Hidili Industry International Development Limited 恒鼎实业国际发展有限公司
- Company type: Privately held company
- Industry: Coal mining
- Founded: 2000
- Founder: Mr. Xian Yang
- Headquarters: Panzhihua, Sichuan, People's Republic of China
- Area served: People's Republic of China
- Key people: Chairman: Mr. Xian Yang
- Products: Coal, coke, coal-related chemicals
- Website: Hidili Industry International Development Limited

= Hidili Industry International Development Limited =

Hidili Industry International Development Limited (恆鼎實業國際發展有限公司 (恒鼎实业国际发展有限公司)), in short form Hidili Industry or Hidili, founded in 2000, is a civilian-run enterprise in mainland China. It is engaged in the productions of coal and coke and coal-related chemicals in Sichuan province and Guizhou Province. It was listed in Hong Kong Stock Exchange on 21 September 2007. The founder and the chairman of the company is Mr. Xian Yang, a former policeman in Sichuan province.

==History==
Before being listing in Hong Kong Stock Exchange, there was an advertisement in a Hong Kong newspaper, which claimed to sell Hidili's stocks to the public personally. Hidili later denied this advertisement. But according to Hong Kong law, it is illegal to sell the stocks of unlisted companies.
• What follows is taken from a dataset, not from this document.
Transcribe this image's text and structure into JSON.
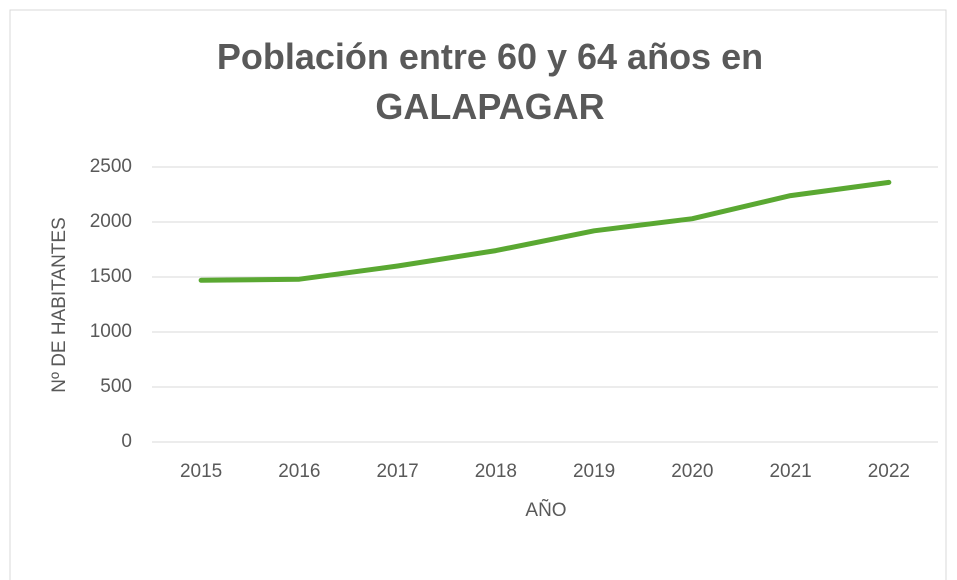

Hidili was listed in the Hong Kong Stock Exchange on 21 September 2007. The closed price on the first trading day was HK$12.12, which was 77% greater than its IPO price, HK$6.83, but it reached about 150 P/E ratio.

On 16 October 2007, the Baring Private Equity Asia III Holding (5A) Limited, one of the shareholders which held 11% of Hidili shares, announced to sell all shares at the price between HK$13.58 and HK$14.32 via UBS. There were some worries that the share price was abnormally high currently.